The Inquiry has found that organs from a small number of former Ministry of Defence employees were removed for analysis. It has been difficult to establish the legality of a minority of these removals. Also, during the 1950s and 1960s the Medical Research Council oversaw research measuring levels of Strontium-90 in human bone obtained at post mortem. It was a national survey, involving over 6000 people, mostly children, and was not linked to former nuclear workers.
The Inquiry also considered work undertaken by the National Radiological Protection Board. Across its entire remit, the Inquiry found that families’ views about organ retention were not always sought, and that very few families knew that organs were taken for analysis. Research using human tissue at that time was carried out under different legislation, and within a culture that took a very different approach to these matters than we do today. That is not to diminish the distress and suffering caused to families by the events of the past.
However, we have learned from the mistakes of the past, and we now have in place the legislative and regulatory framework that makes consent the fundamental principle underpinning the lawful retention and use of body parts, organs and tissue from the living or the deceased for such purposes.
My Rt Hon Friend the Secretary of State for Health and I welcome the recognition given by the Inquiry to the changes in the law, and the associated regulatory framework relating to the taking, use and storage of human tissue, that have been put in place since the events leading to this Inquiry.
Since the Human Tissue Act 2004 came into force, we have seen the development of robust regulation which focuses on compliance through the provision of expert advice and guidance - and where regulatory action is taken if standards are not met.
My Rt Hon Friend the Secretary of State for Justice has the principal interest in the findings of the Inquiry relating to the role of coroners.
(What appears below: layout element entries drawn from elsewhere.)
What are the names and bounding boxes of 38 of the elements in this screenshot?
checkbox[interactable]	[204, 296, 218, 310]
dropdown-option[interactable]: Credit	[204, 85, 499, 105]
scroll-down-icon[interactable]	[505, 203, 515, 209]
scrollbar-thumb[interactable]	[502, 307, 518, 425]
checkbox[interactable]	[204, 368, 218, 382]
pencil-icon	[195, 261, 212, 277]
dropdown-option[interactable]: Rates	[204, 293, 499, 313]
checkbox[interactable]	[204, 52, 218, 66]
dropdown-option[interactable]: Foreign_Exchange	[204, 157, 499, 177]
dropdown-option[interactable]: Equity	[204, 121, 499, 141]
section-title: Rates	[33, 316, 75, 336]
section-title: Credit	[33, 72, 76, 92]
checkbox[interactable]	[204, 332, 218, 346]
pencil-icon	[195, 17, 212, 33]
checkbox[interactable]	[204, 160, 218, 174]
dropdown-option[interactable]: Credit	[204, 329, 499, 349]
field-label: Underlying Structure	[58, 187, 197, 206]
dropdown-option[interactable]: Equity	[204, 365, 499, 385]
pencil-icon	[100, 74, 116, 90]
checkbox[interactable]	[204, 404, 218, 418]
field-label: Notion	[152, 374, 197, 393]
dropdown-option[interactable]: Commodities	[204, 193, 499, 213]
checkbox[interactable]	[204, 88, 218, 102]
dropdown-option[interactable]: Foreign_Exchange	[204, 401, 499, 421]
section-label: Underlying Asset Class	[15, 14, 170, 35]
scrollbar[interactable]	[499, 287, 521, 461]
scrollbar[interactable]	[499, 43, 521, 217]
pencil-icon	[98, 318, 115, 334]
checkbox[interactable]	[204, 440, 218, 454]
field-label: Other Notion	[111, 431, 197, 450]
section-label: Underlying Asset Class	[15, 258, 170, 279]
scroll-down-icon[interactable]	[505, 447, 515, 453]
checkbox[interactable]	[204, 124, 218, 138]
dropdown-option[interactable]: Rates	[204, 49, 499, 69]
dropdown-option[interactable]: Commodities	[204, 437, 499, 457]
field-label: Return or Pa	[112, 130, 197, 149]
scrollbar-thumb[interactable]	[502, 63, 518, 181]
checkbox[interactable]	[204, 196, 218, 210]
His Department is responsible for coronial law and policy, but as coroners are independent judicial officer holders , it does not monitor how they carry out their functions in individual cases unless specific complaints are made.
Communication between families, coroners and pathologists was, and still is, vitally important. Changes to the 1984 Coroners Rules introduced alongside the Human Tissue legislation are aimed at ensuring that families’ wishes about what happens to organs and tissue retained after a post mortem examination can be properly established and acted upon.
My Rt Hon Friend, the Secretary of State for Justice, also intends to take forward several of the provisions in the Coroners and Justice Act 2009 which address other problems Mr Redfern identifies, and which also aim to prevent any recurrence of the events that led to the establishment of his inquiry.
Although the Government is not proceeding with the role of a Chief Coroner, we intend to transfer many of the intended leadership functions of the post to the Lord Chancellor, or possibly the senior judiciary. There will be higher standards when commissioning post mortem examinations, and in the way coroners communicate with bereaved families. There will be more effective operational delivery, with an end to rigid geographic boundary restrictions. Training for coroners and their staff will be maintained and improved, and coroners’ work will be more transparent so that unacceptable practices can be avoided or challenged and deficiencies tackled. We are also considering introducing the new, more accountable system for appointing coroners and their deputies enabled by the 2009 Act.
Mr Speaker, the Inquiry has sought and received assurances from all of the key nuclear industry stakeholders that the practice of retaining organs or tissue at autopsy has ceased.
I hope that the families of those involved can take some comfort from the knowledge that the practices that this Inquiry examined simply would not be permissible today.
I commend this statement to the House.